KONDA araştırmasına atıfta bulunan Ergil, HDP’nin gelecek seçimlere oylarını artırmış girecek göründüğünün altını çizdi ve muhafazakar-milliyetçi kesimin oylarının daha çok İYİ Parti’ye gittiğini ifade etti.

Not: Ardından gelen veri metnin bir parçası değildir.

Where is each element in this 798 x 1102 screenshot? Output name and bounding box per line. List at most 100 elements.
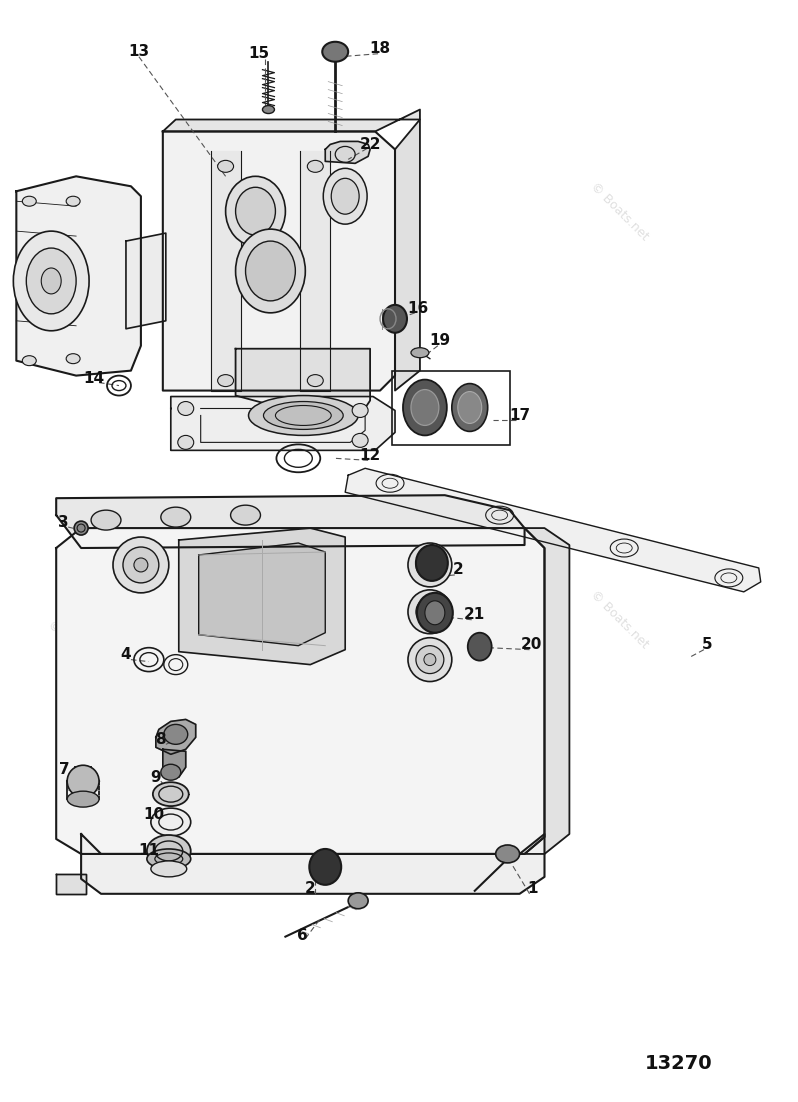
Ellipse shape: [408, 543, 452, 587]
Ellipse shape: [147, 835, 191, 867]
Text: 13270: 13270: [646, 1054, 713, 1072]
Polygon shape: [524, 528, 570, 854]
Text: 20: 20: [521, 637, 542, 652]
Ellipse shape: [383, 305, 407, 333]
Ellipse shape: [424, 559, 436, 571]
Ellipse shape: [235, 187, 275, 235]
Ellipse shape: [425, 601, 444, 625]
Polygon shape: [81, 834, 544, 894]
Ellipse shape: [235, 229, 306, 313]
Ellipse shape: [134, 558, 148, 572]
Polygon shape: [346, 468, 760, 592]
Ellipse shape: [246, 241, 295, 301]
Ellipse shape: [91, 510, 121, 530]
Ellipse shape: [74, 521, 88, 536]
Text: © Boats.net: © Boats.net: [45, 618, 108, 681]
Ellipse shape: [26, 248, 76, 314]
Text: 8: 8: [156, 732, 166, 747]
Ellipse shape: [411, 348, 429, 358]
Ellipse shape: [348, 893, 368, 909]
Polygon shape: [163, 749, 186, 777]
Ellipse shape: [322, 42, 348, 62]
Ellipse shape: [161, 765, 181, 780]
Ellipse shape: [231, 505, 260, 525]
Text: 17: 17: [509, 408, 530, 423]
Text: 3: 3: [58, 515, 69, 530]
Ellipse shape: [248, 396, 358, 435]
Ellipse shape: [310, 849, 342, 885]
Text: 15: 15: [248, 46, 269, 62]
Ellipse shape: [417, 593, 452, 633]
Polygon shape: [326, 141, 370, 163]
Polygon shape: [126, 234, 166, 328]
Ellipse shape: [113, 537, 169, 593]
Ellipse shape: [408, 638, 452, 681]
Text: © Boats.net: © Boats.net: [45, 235, 108, 298]
Text: 13: 13: [128, 44, 149, 60]
Bar: [392, 370, 510, 445]
Polygon shape: [163, 131, 395, 390]
Ellipse shape: [452, 383, 488, 431]
Ellipse shape: [153, 782, 189, 806]
Ellipse shape: [307, 375, 323, 387]
Polygon shape: [156, 720, 196, 754]
Ellipse shape: [218, 375, 234, 387]
Ellipse shape: [41, 268, 61, 294]
Polygon shape: [16, 176, 141, 376]
Ellipse shape: [178, 435, 194, 450]
Polygon shape: [199, 543, 326, 646]
Text: 11: 11: [138, 843, 160, 858]
Ellipse shape: [161, 507, 191, 527]
Ellipse shape: [226, 176, 286, 246]
Polygon shape: [56, 874, 86, 894]
Text: 2: 2: [452, 562, 463, 577]
Ellipse shape: [416, 545, 448, 581]
Text: 18: 18: [369, 41, 391, 56]
Ellipse shape: [307, 161, 323, 172]
Text: 10: 10: [144, 807, 164, 822]
Polygon shape: [211, 151, 240, 390]
Ellipse shape: [416, 551, 444, 579]
Polygon shape: [56, 495, 524, 548]
Text: © Boats.net: © Boats.net: [587, 180, 651, 242]
Ellipse shape: [263, 401, 343, 430]
Ellipse shape: [66, 196, 80, 206]
Ellipse shape: [151, 808, 191, 836]
Ellipse shape: [352, 403, 368, 418]
Text: 5: 5: [701, 637, 713, 652]
Ellipse shape: [323, 169, 367, 224]
Text: 16: 16: [407, 301, 429, 316]
Text: 12: 12: [359, 447, 381, 463]
Ellipse shape: [164, 724, 188, 744]
Ellipse shape: [416, 646, 444, 673]
Ellipse shape: [66, 354, 80, 364]
Text: © Boats.net: © Boats.net: [587, 588, 651, 651]
Text: 7: 7: [59, 761, 69, 777]
Ellipse shape: [14, 231, 89, 331]
Polygon shape: [56, 528, 544, 854]
Text: 14: 14: [84, 371, 105, 386]
Ellipse shape: [416, 598, 444, 626]
Ellipse shape: [178, 401, 194, 415]
Ellipse shape: [151, 861, 187, 877]
Polygon shape: [56, 874, 86, 894]
Ellipse shape: [22, 356, 36, 366]
Polygon shape: [235, 348, 370, 415]
Ellipse shape: [147, 849, 191, 868]
Text: 9: 9: [151, 769, 161, 785]
Polygon shape: [171, 397, 395, 451]
Ellipse shape: [403, 379, 447, 435]
Ellipse shape: [424, 606, 436, 618]
Ellipse shape: [22, 196, 36, 206]
Text: 6: 6: [297, 928, 308, 943]
Text: 21: 21: [464, 607, 485, 623]
Text: 19: 19: [429, 333, 450, 348]
Ellipse shape: [67, 791, 99, 807]
Ellipse shape: [67, 765, 99, 797]
Text: 22: 22: [359, 137, 381, 152]
Text: 4: 4: [120, 647, 131, 662]
Ellipse shape: [496, 845, 519, 863]
Polygon shape: [163, 109, 420, 131]
Text: 2: 2: [305, 882, 316, 896]
Text: 1: 1: [527, 882, 538, 896]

Ergil, “Eğer muhalefet koalisyonu, bir biçimde HDP ile güç ve iş birliğini gerçekleştirebilir, İYİ Parti de Türkiye’yi demokrasi ve hukuk konusunda çağdaş bir çizgiye çekme ihtiyacını karşılayacak refleksleri gösterebilirse, seçim sonrası farklı bir güne uyanabiliriz” dedi.
Reuters’ta bugün yayınlanan bir analizde, ekonomik sıkıntıların gündemin ilk sırasına oturmasıyla yaklaşık 20 yıldır iktidarda olan AKP’nin oylarında erime yaşanırken, iktidarın elindeki araçlarla “topkeyun” hazırlandığı bir seçimde, “kararsız” AKP seçmeni karşısında muhalefetin gelecek planı üzerinde uzlaşması ve “doğru” bir adayın ekonomiyi düzelteceği yönünde güven vermesinin hayati önem taşıdığı belirtilmişti.